MANILA - Environmental organization Greenpeace has defended its decision to file a petition against the world's "biggest polluters" before the Commission on Human Rights (CHR) in the Philippines.
Amalie Obusan, Greenpeace country director, said major polluters may not be operating in the Philippines but the impact they have on the lives of human beings goes beyond their country of origin.
"Climate change knows no boundaries. I don't think this is the kind of investigation that should be restricted legally in terms of geography," she told ANC.
"Whatever their business plans are, wherever their operations are, it does not mean that their impacts do not reach the Philippine shores," she added, citing the effects of Super Typhoon "Yolanda" that left thousands dead in the Visayas in November 2013.
Greenpeace, together with hundreds of climate activists, filed a human rights complaint against coal, oil and gas conglomerates before the CHR in 2015 -- the first of its kind in the world.
Included in the complaint are 50 investor-owned fossil fuel companies such as Chevron, ExxonMobil, BP, Royal Dutch Shell and ConocoPhillips, many of which have subsidiaries in the Philippines.

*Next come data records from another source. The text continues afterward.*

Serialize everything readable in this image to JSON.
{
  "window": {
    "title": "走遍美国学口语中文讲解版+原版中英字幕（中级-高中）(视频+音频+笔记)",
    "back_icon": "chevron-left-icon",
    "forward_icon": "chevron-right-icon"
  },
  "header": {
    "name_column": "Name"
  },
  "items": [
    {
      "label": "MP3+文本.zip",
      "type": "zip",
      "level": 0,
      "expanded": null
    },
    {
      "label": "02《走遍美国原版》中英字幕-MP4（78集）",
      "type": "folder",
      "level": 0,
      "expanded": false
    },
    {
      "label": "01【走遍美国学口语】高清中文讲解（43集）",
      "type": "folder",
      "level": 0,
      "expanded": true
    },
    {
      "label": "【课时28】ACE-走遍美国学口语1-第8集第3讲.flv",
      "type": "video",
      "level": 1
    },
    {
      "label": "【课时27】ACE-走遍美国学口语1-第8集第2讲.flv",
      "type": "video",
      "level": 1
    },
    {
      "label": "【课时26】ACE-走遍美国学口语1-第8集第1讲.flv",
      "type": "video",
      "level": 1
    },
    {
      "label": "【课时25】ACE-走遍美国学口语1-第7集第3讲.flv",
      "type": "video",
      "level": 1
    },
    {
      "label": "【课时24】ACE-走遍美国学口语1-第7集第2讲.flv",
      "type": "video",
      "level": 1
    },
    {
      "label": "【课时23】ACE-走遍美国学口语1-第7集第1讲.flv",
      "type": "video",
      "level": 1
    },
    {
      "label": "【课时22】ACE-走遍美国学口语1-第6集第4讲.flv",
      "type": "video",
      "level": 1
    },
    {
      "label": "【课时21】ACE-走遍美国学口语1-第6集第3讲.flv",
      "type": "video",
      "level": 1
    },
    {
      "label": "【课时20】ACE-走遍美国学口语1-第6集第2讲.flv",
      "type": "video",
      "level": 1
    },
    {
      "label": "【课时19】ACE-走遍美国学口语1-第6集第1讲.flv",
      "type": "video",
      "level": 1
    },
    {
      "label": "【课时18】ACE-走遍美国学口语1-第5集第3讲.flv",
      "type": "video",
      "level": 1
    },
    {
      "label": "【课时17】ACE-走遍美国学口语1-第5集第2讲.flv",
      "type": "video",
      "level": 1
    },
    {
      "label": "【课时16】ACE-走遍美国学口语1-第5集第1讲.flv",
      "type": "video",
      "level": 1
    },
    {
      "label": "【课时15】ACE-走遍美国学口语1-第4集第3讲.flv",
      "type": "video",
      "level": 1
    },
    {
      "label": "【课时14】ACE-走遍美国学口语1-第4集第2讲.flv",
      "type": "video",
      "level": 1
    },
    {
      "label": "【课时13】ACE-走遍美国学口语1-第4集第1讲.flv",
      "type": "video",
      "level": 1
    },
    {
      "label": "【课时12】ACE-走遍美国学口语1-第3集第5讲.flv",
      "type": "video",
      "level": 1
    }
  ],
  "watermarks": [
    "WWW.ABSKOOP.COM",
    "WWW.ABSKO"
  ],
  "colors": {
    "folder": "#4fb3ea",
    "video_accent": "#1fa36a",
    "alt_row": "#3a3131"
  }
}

The CHR began its first public hearing on the petition Tuesday.
"Carbon Majors," a study led by researcher Richard Heede, shows that these companies are among 90 legal entities responsible for the largest global carbon dioxide and methane emissions in the world.
Obusan said the environmental groups are hoping their case would prosper in the CHR, and would eventually result in changes in policies and corporate behavior.
The Philippines, one of the world's most vulnerable countries to natural disasters, was among nations that pushed for the adoption of the historic 2015 Paris climate agreement.
The pact binds countries to action to abate carbon emissions in a bid to delay the effects of global warming.